The provision therein relating to the State prison at Jackson — “and may sentence to the State prison at Jackson any person over the age of fifteen years duly convicted of any crime punishable by imprisonment in said State prison as the courts shall deem best ” — does not authorize the sentence in this case, and there, is no other authority therefor. This statute empowers the court to sentence to the branch of the State prison at Marquette a person convicted of such an offense as the one now before this court. People v. Smith, 107 Mich. 584. By this case it was decided that the provision in section 29, Act No. 118 of the Public Acts of 1893 ( section 2108, above quoted), relating to imprisonment at Marquette, amends by implication a provision of a previous statute providing for imprisonment only in a county jail.

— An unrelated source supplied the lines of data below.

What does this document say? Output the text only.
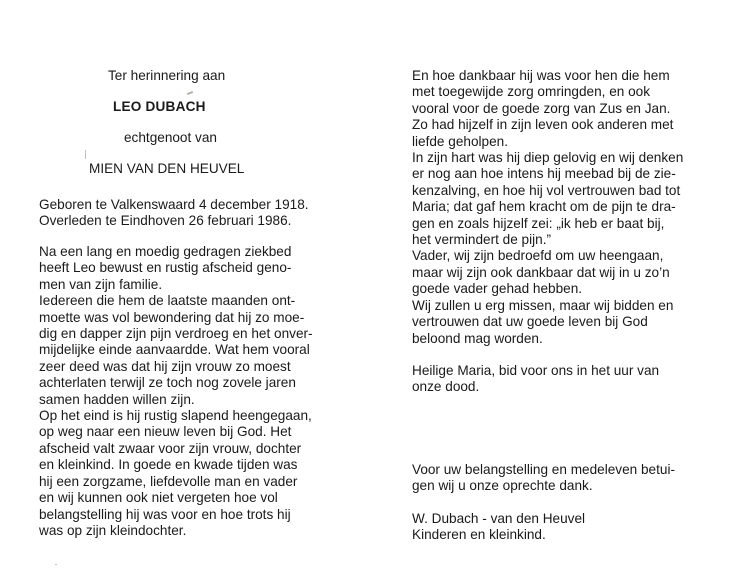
Ter herinnering aan
LEO DUBACH
echtgenoot van
MIEN VAN DEN HEUVEL
Geboren te Valkenswaard 4 december 1918.
Overleden te Eindhoven 26 februari 1986.
Na een lang en moedig gedragen ziekbed
heeft Leo bewust en rustig afscheid geno-
men van zijn familie.
Iedereen die hem de laatste maanden ont-
moette was vol bewondering dat hij zo moe-
dig en dapper zijn pijn verdroeg en het onver-
mijdelijke einde aanvaardde. Wat hem vooral
zeer deed was dat hij zijn vrouw zo moest
achterlaten terwijl ze toch nog zovele jaren
samen hadden willen zijn.
Op het eind is hij rustig slapend heengegaan,
op weg naar een nieuw leven bij God. Het
afscheid valt zwaar voor zijn vrouw, dochter
en kleinkind. In goede en kwade tijden was
hij een zorgzame, liefdevolle man en vader
en wij kunnen ook niet vergeten hoe vol
belangstelling hij was voor en hoe trots hij
was op zijn kleindochter.
En hoe dankbaar hij was voor hen die hem
met toegewijde zorg omringden, en ook
vooral voor de goede zorg van Zus en Jan.
Zo had hijzelf in zijn leven ook anderen met
liefde geholpen.
In zijn hart was hij diep gelovig en wij denken
er nog aan hoe intens hij meebad bij de zie-
kenzalving, en hoe hij vol vertrouwen bad tot
Maria; dat gaf hem kracht om de pijn te dra-
gen en zoals hijzelf zei: „ik heb er baat bij,
het vermindert de pijn.”
Vader, wij zijn bedroefd om uw heengaan,
maar wij zijn ook dankbaar dat wij in u zo’n
goede vader gehad hebben.
Wij zullen u erg missen, maar wij bidden en
vertrouwen dat uw goede leven bij God
beloond mag worden.
Heilige Maria, bid voor ons in het uur van
onze dood.
Voor uw belangstelling en medeleven betui-
gen wij u onze oprechte dank.
W. Dubach - van den Heuvel
Kinderen en kleinkind.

This because of the very plain inconsistency between the provisions in those two statutes. And this inconsistency was very apparent, as section 29 provides for a sentence to Marquette of “all persons convicted as is or may be provided by law for sentencing prisoners to any of the other prisons in this State.” And if, under the first provision in this act, a person might be sentenced to Ionia, as in this case, he might, therefore, be sent to Marquette. But this would not authorize an imprisonment in Jackson for the same offense. That part of the above act providing for a sentence to the State prison at Jackson of all persons “duly convicted of any crime punishable by imprisonment in said State prison ” is not inconsistent with any previous statute providing for punishment in county jail only. For this reasoñ the provision in section 11693 providing for imprisonment in the county jail is not inconsistent with the provision in section 2108 providing imprisonment in Jackson.

The sentence being wholly void, habeas corpus is an appropriate remedy. Hamilton's Case, 51 Mich. 174; In re Silverthorn, 73 Mich. 644.

The petitioner is discharged.

Moore, C. J., and Carpenter, McAlvay, and Hooker, JJ., concurred.